Tú desencadenaste la tormenta,
la tormenta de fuego y sangre y llanto
que ha visto el hombre con mayor espanto
desde que el hombre sobre el mundo alienta.

Con tu bronco turbión de iniquidades
pasas dejando tenebrosas huellas;
rasgas y violas, matas y atropellas
pactos y leyes, hombres y ciudades.

Y hablas de Dios... y lo unces a tu carro
lúgubre, y cual si fuese de tu barro
lo proclamas tu cómplice en la guerra.

Y en vez de reducirte al manicomio
tu Pueblo, alucinado, hace tu encomio,
¡oh bárbaro... el más grande de la tierra!

                II

¡A miriadas tus súbditos arrojas
a hecatombes sin fin y sin ejemplo,
y palacio y hogar, fábrica y templo,
a tu voz vuelan como exangües hojas!

Lívido como un muerto te paseas,
tras de tus bayonetas y cañones
o bajo el ala gris de tus aviones,
en espera del triunfo... ¡No lo creas!

No triunfarás, no triunfarás, es vana
tu desazón; ¿no escuchas como ruge
el orbe entero de dolor y encono?

Némesis, justa, se erguirá mañana,
y rodarás, oh, Káiser, a su empuje,
envuelto en los residuos de tu trono.

                III

Diezmas la humanidad, talas el mundo,
tronchas la fortaleza de tu imperio;
Europa es un magno cementerio
donde forma la sangre un mar profundo.

Y no cesa el rodar de tus convoyes,
ni el fúnebre desfile hacia la muerte
de los que van a decidir tu suerte.
Y hay un estruendo de alaridos... ¿Oyes?

Qué vas a oír; la cólera te embriaga,
la ambición te subyuga, la demencia
te ensordece; en tu ser hay una llaga,

una gran llaga cuya pestilencia
mortal por todo el universo vaga.
¡Oh, Káiser, esa llaga... es tu conciencia!

                IV

¿Y tu ideal? —el servilismo infame,
el cuartel, que a tu férula se ajusta,
el silencio humillado... ¡pues te gusta
más que la lengua que habla, la que lame!

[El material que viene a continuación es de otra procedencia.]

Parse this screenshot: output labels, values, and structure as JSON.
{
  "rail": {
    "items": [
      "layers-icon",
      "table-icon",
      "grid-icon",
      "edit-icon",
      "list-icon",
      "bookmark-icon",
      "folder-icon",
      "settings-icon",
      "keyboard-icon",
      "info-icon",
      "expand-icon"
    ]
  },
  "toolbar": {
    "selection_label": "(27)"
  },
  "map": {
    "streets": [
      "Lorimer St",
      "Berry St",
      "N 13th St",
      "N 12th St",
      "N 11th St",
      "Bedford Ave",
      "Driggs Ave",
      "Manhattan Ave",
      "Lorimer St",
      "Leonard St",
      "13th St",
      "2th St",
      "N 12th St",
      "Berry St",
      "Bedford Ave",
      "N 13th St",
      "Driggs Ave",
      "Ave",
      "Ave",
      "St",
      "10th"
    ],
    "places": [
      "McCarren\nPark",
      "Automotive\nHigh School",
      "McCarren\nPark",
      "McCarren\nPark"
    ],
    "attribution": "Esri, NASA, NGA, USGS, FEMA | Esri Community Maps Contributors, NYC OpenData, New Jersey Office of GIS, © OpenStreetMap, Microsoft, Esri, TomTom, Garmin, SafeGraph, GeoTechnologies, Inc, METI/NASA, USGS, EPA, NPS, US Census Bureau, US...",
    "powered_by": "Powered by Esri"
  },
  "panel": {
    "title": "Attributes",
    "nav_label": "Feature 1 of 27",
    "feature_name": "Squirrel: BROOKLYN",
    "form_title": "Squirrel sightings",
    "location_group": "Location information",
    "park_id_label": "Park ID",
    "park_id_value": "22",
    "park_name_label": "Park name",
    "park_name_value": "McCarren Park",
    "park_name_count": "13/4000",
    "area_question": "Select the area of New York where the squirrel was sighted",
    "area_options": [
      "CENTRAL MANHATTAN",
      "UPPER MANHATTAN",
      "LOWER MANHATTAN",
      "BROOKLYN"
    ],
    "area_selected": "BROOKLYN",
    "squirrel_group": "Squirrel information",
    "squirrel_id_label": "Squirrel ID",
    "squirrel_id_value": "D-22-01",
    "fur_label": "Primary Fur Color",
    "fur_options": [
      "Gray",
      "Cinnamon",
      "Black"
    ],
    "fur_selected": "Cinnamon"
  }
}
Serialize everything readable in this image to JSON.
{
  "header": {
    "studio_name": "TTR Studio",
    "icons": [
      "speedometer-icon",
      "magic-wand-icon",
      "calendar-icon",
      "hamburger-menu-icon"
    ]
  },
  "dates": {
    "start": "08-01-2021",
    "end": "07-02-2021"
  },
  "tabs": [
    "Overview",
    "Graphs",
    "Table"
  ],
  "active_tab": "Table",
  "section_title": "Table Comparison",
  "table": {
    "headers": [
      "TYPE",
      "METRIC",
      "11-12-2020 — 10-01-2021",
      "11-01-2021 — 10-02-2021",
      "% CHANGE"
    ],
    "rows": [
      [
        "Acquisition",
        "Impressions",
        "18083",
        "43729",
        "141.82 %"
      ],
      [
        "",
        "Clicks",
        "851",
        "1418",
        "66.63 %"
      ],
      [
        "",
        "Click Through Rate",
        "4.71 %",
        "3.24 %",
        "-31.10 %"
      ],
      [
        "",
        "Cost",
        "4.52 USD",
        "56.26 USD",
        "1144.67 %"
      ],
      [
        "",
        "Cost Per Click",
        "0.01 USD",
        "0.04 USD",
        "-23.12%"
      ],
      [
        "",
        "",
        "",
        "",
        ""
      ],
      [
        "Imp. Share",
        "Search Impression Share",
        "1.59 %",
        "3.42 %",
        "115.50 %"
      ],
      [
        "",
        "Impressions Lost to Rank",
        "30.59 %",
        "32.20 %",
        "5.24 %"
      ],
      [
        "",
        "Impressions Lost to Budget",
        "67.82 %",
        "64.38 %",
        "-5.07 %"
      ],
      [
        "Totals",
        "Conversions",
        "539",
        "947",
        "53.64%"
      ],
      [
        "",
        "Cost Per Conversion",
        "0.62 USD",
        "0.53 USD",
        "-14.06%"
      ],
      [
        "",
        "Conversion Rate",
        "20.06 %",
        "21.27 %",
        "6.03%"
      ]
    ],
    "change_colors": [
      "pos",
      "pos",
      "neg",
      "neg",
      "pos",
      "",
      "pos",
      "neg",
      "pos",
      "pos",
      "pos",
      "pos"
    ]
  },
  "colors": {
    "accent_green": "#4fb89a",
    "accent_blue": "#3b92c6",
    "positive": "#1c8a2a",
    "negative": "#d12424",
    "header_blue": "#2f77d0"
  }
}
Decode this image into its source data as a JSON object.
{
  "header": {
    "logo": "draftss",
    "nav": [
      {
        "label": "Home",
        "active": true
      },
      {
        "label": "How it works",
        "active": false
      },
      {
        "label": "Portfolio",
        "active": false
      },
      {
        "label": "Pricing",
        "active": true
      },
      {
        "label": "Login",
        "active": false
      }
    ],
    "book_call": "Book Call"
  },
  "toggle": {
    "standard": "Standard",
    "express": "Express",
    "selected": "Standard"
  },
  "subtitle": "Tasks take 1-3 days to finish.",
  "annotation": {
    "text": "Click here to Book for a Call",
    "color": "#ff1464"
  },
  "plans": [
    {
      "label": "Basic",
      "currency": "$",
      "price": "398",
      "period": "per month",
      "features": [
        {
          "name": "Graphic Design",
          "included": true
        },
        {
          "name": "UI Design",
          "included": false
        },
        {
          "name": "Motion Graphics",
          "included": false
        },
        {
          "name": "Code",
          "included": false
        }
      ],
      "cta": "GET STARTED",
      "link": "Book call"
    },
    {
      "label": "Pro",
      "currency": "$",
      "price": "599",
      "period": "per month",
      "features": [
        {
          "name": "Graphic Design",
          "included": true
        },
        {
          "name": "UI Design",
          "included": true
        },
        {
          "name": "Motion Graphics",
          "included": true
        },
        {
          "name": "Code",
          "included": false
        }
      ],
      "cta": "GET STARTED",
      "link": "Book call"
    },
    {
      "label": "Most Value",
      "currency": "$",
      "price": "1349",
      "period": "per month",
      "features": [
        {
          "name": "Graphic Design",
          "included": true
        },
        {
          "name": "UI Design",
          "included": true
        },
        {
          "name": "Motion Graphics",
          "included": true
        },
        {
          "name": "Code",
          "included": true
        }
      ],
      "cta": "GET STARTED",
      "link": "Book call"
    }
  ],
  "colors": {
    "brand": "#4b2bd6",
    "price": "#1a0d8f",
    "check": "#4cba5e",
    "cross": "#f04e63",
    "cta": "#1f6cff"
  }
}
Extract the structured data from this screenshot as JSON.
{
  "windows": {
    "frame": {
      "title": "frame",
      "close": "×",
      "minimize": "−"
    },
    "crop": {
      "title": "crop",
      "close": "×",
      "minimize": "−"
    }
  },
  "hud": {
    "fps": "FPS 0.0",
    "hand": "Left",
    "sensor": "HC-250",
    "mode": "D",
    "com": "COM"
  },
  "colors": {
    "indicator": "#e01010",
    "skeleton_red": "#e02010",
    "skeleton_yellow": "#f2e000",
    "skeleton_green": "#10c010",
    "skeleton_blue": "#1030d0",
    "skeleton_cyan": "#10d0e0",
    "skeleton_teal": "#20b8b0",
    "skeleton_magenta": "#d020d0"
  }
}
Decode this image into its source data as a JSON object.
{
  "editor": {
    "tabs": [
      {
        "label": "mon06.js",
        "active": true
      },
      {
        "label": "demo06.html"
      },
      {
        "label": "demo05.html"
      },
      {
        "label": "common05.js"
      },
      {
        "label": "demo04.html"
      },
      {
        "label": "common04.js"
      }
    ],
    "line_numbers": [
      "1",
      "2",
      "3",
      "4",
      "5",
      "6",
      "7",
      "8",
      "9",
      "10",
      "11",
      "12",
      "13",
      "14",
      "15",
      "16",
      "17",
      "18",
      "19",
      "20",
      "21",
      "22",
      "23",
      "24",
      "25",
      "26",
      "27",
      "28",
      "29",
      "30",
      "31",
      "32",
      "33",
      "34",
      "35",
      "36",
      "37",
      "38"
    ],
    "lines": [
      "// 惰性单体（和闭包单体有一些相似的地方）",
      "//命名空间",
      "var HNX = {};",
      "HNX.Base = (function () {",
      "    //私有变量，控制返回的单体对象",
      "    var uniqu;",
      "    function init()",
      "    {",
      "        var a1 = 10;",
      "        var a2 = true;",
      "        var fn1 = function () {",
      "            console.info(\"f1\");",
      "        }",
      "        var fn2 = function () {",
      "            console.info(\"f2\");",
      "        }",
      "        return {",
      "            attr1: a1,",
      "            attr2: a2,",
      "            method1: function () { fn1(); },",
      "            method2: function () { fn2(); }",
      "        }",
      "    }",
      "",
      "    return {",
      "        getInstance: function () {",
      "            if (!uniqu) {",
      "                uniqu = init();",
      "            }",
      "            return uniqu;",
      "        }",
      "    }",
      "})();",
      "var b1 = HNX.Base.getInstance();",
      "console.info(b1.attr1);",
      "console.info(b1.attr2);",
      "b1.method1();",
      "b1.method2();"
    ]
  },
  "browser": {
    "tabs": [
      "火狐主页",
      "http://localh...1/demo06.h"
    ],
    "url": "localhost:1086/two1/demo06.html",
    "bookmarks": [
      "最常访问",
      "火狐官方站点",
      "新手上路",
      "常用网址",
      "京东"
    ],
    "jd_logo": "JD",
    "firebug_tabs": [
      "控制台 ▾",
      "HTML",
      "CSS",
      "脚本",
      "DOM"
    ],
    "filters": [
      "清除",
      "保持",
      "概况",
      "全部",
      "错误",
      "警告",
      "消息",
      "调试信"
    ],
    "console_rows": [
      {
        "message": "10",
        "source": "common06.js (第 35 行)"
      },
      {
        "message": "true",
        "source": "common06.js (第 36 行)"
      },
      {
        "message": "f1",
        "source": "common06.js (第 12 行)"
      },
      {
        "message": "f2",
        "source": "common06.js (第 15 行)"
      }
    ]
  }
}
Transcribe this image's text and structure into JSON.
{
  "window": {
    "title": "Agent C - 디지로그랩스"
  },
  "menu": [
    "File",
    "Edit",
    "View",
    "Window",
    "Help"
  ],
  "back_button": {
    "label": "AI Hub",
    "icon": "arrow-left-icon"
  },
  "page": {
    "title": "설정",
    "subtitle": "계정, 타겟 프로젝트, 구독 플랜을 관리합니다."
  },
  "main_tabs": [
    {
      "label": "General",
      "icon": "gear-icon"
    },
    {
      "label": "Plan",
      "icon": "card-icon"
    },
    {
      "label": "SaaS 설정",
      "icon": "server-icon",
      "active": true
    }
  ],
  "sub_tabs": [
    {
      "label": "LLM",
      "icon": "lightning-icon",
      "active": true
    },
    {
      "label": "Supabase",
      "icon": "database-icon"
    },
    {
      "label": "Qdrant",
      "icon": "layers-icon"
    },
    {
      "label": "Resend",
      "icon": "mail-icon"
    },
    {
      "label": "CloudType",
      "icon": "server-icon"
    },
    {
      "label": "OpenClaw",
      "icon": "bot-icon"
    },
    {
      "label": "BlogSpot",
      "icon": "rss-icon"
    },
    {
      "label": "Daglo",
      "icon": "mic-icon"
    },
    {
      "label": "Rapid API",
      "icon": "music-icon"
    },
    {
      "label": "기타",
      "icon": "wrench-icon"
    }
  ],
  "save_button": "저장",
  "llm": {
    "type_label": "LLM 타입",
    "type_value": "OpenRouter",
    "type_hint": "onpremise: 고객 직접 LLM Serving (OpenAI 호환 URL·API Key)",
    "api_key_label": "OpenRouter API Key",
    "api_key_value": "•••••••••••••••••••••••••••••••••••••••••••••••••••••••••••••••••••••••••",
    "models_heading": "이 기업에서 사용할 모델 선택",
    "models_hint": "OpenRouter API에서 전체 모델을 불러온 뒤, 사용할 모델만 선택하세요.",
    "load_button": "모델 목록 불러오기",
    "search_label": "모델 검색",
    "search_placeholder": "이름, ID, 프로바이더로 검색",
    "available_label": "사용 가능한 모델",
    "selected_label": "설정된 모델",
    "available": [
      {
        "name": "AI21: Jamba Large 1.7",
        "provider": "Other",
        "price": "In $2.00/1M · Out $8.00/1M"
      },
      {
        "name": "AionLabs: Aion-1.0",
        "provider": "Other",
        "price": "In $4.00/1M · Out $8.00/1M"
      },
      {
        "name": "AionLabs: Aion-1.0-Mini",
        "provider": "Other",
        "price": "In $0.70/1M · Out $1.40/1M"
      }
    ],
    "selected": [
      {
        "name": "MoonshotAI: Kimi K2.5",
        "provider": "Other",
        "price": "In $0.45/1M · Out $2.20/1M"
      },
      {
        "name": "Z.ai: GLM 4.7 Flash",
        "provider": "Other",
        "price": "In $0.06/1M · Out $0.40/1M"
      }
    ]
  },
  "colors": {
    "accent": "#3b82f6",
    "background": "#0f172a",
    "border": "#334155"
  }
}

El hombre hecho motor o buey de carga,
muerta la libertad, tú, solo dueño
de la tierra; ilusión; tu dulce sueño
transformarase en pesadilla amarga.

El águila imperial, presa en el nudo
asfixiador de tus acciones malas,
romperá el lazo en forcejeo rudo;

pero al huir del hálito que exhalas,
moribunda del cerco de tu escudo
descenderá a tus pies,—rotas las alas.